Il meurt presque toujours d’une maladie de langueur, beaucoup plus longue que ne le voudraient ceux qui en son atteints. C’est une observation qu’ont faite plusieurs poètes érotiques.
Difficile est longum subito deponere amorem.
(Catulle.)
« Il est difficile de se défaire tout à coup d’un long amour. »
Longus at invita pectore sedet amor.
(Ovide.)
« Mais le cœur malgré lui conserve un long amour. »

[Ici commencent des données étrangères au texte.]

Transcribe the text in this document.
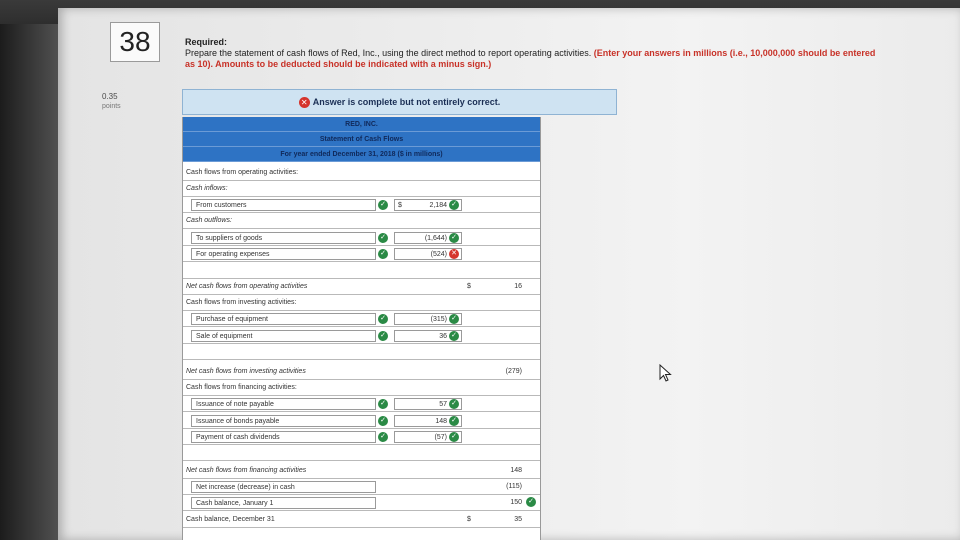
38
0.35
points
Required:
Prepare the statement of cash flows of Red, Inc., using the direct method to report operating activities. (Enter your answers in millions (i.e., 10,000,000 should be entered as 10). Amounts to be deducted should be indicated with a minus sign.)
✕ Answer is complete but not entirely correct.
RED, INC.
Statement of Cash Flows
For year ended December 31, 2018 ($ in millions)
Cash flows from operating activities:
Cash inflows:
From customers	✓ $	2,184 ✓
Cash outflows:
To suppliers of goods	✓	(1,644) ✓
For operating expenses	✓	(524) ✕
Net cash flows from operating activities	$	16
Cash flows from investing activities:
Purchase of equipment	✓	(315) ✓
Sale of equipment	✓	36 ✓
Net cash flows from investing activities	(279)
Cash flows from financing activities:
Issuance of note payable	✓	57 ✓
Issuance of bonds payable	✓	148 ✓
Payment of cash dividends	✓	(57) ✓
Net cash flows from financing activities	148
Net increase (decrease) in cash	(115)
Cash balance, January 1	150 ✓
Cash balance, December 31	$	35
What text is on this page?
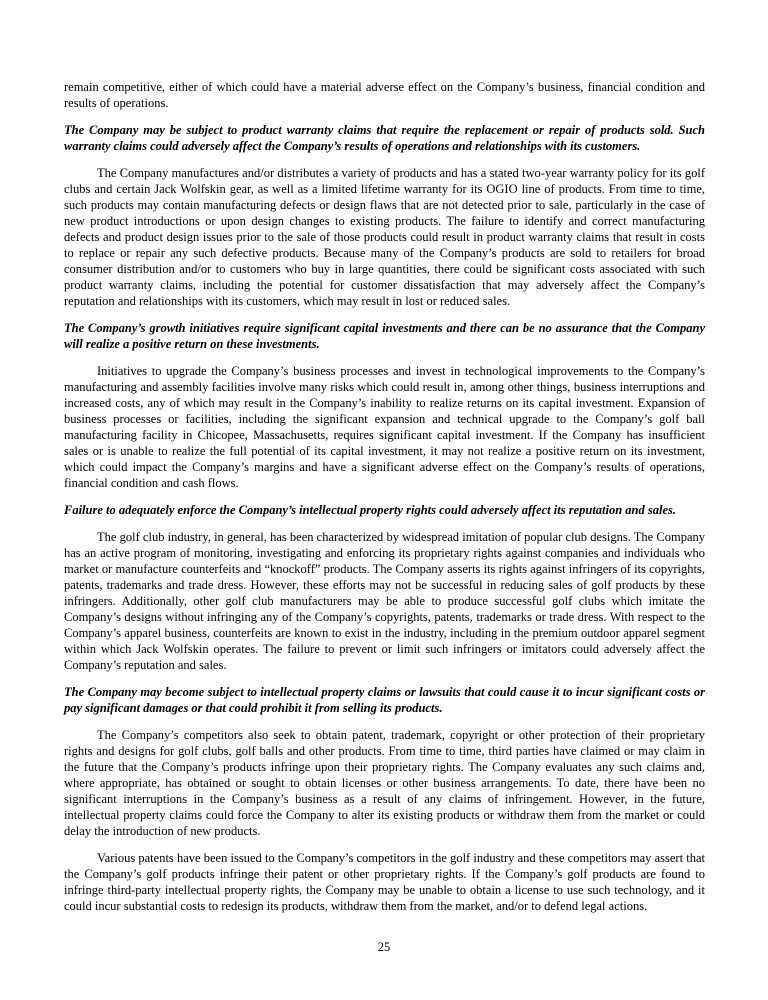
remain competitive, either of which could have a material adverse effect on the Company’s business, financial condition and results of operations.

The Company may be subject to product warranty claims that require the replacement or repair of products sold. Such warranty claims could adversely affect the Company’s results of operations and relationships with its customers.

The Company manufactures and/or distributes a variety of products and has a stated two-year warranty policy for its golf clubs and certain Jack Wolfskin gear, as well as a limited lifetime warranty for its OGIO line of products. From time to time, such products may contain manufacturing defects or design flaws that are not detected prior to sale, particularly in the case of new product introductions or upon design changes to existing products. The failure to identify and correct manufacturing defects and product design issues prior to the sale of those products could result in product warranty claims that result in costs to replace or repair any such defective products. Because many of the Company’s products are sold to retailers for broad consumer distribution and/or to customers who buy in large quantities, there could be significant costs associated with such product warranty claims, including the potential for customer dissatisfaction that may adversely affect the Company’s reputation and relationships with its customers, which may result in lost or reduced sales.

The Company’s growth initiatives require significant capital investments and there can be no assurance that the Company will realize a positive return on these investments.

Initiatives to upgrade the Company’s business processes and invest in technological improvements to the Company’s manufacturing and assembly facilities involve many risks which could result in, among other things, business interruptions and increased costs, any of which may result in the Company’s inability to realize returns on its capital investment. Expansion of business processes or facilities, including the significant expansion and technical upgrade to the Company’s golf ball manufacturing facility in Chicopee, Massachusetts, requires significant capital investment. If the Company has insufficient sales or is unable to realize the full potential of its capital investment, it may not realize a positive return on its investment, which could impact the Company’s margins and have a significant adverse effect on the Company’s results of operations, financial condition and cash flows.

Failure to adequately enforce the Company’s intellectual property rights could adversely affect its reputation and sales.

The golf club industry, in general, has been characterized by widespread imitation of popular club designs. The Company has an active program of monitoring, investigating and enforcing its proprietary rights against companies and individuals who market or manufacture counterfeits and “knockoff” products. The Company asserts its rights against infringers of its copyrights, patents, trademarks and trade dress. However, these efforts may not be successful in reducing sales of golf products by these infringers. Additionally, other golf club manufacturers may be able to produce successful golf clubs which imitate the Company’s designs without infringing any of the Company’s copyrights, patents, trademarks or trade dress. With respect to the Company’s apparel business, counterfeits are known to exist in the industry, including in the premium outdoor apparel segment within which Jack Wolfskin operates. The failure to prevent or limit such infringers or imitators could adversely affect the Company’s reputation and sales.

The Company may become subject to intellectual property claims or lawsuits that could cause it to incur significant costs or pay significant damages or that could prohibit it from selling its products.

The Company’s competitors also seek to obtain patent, trademark, copyright or other protection of their proprietary rights and designs for golf clubs, golf balls and other products. From time to time, third parties have claimed or may claim in the future that the Company’s products infringe upon their proprietary rights. The Company evaluates any such claims and, where appropriate, has obtained or sought to obtain licenses or other business arrangements. To date, there have been no significant interruptions in the Company’s business as a result of any claims of infringement. However, in the future, intellectual property claims could force the Company to alter its existing products or withdraw them from the market or could delay the introduction of new products.

Various patents have been issued to the Company’s competitors in the golf industry and these competitors may assert that the Company’s golf products infringe their patent or other proprietary rights. If the Company’s golf products are found to infringe third-party intellectual property rights, the Company may be unable to obtain a license to use such technology, and it could incur substantial costs to redesign its products, withdraw them from the market, and/or to defend legal actions.

25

Cette ténacité de l’amour chez des personnes qui ne demanderaient pas mieux que d’en être affranchies est produite par l’habitude, par la paresse de changer, par la difficulté de former une nouvelle liaison, par l’impossibilité de vivre seul, et par beaucoup d’autres causes qui font qu’on a bien de la peine à rompre quand on ne s’aime déjà plus, et à plus forte raison quand on s’aime encore un peu. Tant que l’amour dure, dit la Bruyère, il subsiste de lui-même et quelquefois par les choses qui semblent le devoir éteindre, par les caprices, par les rigueurs, par l’éloignement, par la jalousie. » (Ch. iv, du Cœur.) L’indignité même de l’objet qui l’a inspiré ne parvient pas toujours à lui donner une mort soudaine :
Longtemps on aime encore en rougissant d’aimer.
(Saurin.)
On l’a justement comparé au feu grégeois qui brûle sous les flots de la mer, et à la chaux vive que l’eau dont on l’arrose allume ou met en ébullition. Pauvres belles délaissées, n’espérez pas l’éteindre à force de pleurer. Toutes ces larmes qui vous retombent sur le cœur ne servent qu’à le rendre plus ardent.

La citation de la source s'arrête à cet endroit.